At Longtown we had terrific heavy rain during the night which is only an issue in that it tends to wake us up sometimes but we were lucky to get away in the dry and high tailed it into Gretna propelled by a strong easterly wind. The gloomy weather got the better of us and we took refuge in a cafe for a full cooked breakfast to lift the mood and fuel us for the day. By any standards it was a poor quality affair but relativity is everything and to us it was Scotlands finest cuisine and we relished every morsel. And talking of Scotland, this second visit in twenty four hours was still exciting and we zoomed along propelled by exuberence, eggs and bacon and high winds.

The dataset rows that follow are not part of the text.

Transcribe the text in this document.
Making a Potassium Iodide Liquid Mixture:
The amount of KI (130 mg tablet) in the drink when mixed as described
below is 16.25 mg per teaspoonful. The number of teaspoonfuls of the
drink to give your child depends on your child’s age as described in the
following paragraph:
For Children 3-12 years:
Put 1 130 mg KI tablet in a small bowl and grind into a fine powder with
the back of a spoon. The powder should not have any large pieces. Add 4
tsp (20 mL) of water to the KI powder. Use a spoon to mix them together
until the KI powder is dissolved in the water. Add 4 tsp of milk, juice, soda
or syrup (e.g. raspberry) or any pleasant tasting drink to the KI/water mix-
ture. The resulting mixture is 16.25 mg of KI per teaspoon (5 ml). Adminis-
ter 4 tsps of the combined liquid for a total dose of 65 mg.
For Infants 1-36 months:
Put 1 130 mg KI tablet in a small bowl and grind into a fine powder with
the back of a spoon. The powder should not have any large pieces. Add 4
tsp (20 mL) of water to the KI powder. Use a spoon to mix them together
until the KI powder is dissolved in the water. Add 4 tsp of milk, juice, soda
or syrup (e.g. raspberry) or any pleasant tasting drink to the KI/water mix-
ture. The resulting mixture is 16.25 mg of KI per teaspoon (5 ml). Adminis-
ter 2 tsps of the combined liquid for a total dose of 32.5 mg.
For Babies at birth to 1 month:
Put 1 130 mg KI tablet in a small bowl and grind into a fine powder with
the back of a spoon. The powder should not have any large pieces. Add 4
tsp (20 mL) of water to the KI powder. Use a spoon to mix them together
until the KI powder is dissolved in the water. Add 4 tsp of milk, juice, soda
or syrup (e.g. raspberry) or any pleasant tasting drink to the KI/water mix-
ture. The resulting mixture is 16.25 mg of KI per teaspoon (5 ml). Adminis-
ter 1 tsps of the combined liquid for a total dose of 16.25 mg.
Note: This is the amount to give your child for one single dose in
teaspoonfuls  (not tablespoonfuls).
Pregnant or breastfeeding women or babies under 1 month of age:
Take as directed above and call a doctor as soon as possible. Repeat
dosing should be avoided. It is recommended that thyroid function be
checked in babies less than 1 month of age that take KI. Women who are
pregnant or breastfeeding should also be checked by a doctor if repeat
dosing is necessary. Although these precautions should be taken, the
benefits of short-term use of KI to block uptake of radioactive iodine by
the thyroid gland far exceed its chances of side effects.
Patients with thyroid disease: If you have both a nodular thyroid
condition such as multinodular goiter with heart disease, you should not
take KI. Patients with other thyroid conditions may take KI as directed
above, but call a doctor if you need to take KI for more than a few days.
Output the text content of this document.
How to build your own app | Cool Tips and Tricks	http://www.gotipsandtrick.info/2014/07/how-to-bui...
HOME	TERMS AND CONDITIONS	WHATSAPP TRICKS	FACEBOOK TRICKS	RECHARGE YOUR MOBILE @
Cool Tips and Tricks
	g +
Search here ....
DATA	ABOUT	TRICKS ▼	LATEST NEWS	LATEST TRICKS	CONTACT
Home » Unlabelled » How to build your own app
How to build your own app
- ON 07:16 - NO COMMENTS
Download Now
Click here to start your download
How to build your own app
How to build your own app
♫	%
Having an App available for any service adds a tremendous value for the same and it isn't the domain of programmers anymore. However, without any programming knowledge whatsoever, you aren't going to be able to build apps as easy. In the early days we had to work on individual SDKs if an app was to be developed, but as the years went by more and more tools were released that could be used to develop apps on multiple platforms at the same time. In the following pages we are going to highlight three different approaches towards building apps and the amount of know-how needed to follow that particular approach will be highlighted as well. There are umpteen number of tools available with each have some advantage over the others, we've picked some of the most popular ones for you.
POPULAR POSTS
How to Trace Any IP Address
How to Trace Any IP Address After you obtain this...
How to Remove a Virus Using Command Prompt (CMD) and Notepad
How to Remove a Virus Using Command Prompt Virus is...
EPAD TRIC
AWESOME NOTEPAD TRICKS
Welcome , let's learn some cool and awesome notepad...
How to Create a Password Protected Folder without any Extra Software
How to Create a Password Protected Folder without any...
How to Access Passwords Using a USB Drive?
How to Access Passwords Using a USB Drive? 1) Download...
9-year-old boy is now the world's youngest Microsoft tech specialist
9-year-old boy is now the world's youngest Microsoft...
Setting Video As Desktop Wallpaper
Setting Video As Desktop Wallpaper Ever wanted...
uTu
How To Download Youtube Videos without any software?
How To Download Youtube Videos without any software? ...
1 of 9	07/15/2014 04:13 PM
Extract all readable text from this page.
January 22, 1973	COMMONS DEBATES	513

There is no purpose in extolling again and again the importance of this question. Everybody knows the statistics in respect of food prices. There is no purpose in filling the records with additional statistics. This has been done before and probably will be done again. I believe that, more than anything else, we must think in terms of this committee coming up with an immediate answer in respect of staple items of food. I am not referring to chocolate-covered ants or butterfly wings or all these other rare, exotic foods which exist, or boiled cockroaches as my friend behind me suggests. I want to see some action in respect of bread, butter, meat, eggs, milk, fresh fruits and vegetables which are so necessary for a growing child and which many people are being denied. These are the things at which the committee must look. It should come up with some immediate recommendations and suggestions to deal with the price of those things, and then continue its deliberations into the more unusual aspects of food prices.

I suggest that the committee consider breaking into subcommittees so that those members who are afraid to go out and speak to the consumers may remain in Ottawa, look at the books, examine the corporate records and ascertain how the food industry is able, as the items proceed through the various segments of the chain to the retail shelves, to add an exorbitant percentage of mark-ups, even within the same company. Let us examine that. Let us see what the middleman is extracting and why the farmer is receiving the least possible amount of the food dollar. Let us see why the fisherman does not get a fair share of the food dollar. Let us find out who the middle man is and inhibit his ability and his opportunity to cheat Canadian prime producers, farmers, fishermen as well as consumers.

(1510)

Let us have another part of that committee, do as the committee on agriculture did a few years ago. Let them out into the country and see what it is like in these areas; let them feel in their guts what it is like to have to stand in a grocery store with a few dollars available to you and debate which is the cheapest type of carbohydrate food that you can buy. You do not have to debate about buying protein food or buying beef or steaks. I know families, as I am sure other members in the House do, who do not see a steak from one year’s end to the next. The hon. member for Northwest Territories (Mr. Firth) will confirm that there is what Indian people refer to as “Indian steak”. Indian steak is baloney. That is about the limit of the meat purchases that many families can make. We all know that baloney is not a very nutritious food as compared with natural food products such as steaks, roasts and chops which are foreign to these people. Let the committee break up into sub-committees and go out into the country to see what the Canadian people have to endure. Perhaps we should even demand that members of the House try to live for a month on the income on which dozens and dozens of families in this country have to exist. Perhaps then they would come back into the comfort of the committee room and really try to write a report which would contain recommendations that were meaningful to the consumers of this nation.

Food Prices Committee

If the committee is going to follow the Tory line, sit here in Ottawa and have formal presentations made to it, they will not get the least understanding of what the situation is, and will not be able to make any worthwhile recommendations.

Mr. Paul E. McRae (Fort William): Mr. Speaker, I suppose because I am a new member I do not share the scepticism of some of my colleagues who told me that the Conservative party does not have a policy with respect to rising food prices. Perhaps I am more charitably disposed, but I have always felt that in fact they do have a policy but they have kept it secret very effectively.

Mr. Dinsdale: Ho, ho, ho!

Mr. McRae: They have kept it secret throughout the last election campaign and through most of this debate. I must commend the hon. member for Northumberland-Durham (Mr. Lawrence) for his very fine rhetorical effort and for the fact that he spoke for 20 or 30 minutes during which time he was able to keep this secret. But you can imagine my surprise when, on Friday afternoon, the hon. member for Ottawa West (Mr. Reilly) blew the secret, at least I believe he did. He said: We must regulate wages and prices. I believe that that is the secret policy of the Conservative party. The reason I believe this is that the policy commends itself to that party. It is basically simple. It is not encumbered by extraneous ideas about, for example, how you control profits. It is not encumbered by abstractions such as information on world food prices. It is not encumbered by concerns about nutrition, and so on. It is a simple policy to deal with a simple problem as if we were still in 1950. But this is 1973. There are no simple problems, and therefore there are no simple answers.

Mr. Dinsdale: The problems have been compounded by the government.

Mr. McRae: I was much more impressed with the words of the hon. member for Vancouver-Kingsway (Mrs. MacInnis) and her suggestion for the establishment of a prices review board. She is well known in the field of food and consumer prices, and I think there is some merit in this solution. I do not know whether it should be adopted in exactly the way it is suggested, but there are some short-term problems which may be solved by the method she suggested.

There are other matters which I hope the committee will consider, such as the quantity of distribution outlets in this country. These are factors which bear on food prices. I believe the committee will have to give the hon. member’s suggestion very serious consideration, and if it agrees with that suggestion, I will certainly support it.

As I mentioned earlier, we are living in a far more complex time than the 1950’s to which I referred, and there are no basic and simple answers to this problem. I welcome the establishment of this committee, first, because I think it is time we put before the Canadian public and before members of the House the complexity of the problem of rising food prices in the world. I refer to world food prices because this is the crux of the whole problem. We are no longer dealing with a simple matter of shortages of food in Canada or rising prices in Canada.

At Annan (I so wanted it to be twinned with June June, or Sally Sally or something) we detoured to the ‘harbour’ because I was becoming concious that we weren’t really taking in much detail as we travelled. It seems that Annan had a fine harbour and a proud ship building tradition many years ago but now it’s a muddy river creek with some very tired looking boats in it.
Caerlaverock Castle was much more impressive even if it is in need of a bit of redecoration. Well, rebuilding might help as well. Still it was the subject of an exciting siege in 1300 when the English camped outside it and set up all their castle sieging equipment. It must have been impressive because the occupants just threw in the towel and came out to surrender. I bet that was a real disappointment for the spectators. It was here that we found Ted and Lorraine Crook paying far too much attention to our parked bikes outside the tea shop. It turned out that Ted has the same model as Gill’s except that his isn’t bright pink surprisingly. Ted offered to take a photo for us and was very pleased that we also had exactly the same camera as him. It was nice chatting and explaining our trip to them but we left before it turned out that we shared the same mother or something.
Nice cycle paths along the river Nith took us into Dumfries
Flirting with Dumfries
but we only flirted briefly with the outskirts before heading south down the opposite bank of the river. This business of travelling up and down estuaries will no doubt become a whole lot more familiar over the next few months.
Home for the evening was Southerness Holiday Park. It was actually a small township of static vans complete with ‘The Venue’ entertainment complex. Tonight’s highlight was bingo followed by guess the TV theme tune quiz. We didn’t partake of either but played the miserable geeks in the corner making use of the free WiFi. It was a very cold night but we knew nothing of it as we slept soundly in our lovely warm sleeping bags.
Bluebells are everywhere
Oooh er missus!
Kirkudbright harbour (working still)
Tonight we are enjoying a beautiful sunny evening at Kirkcudbright and I will leave Gill to tell you all about our disappearing underwear later.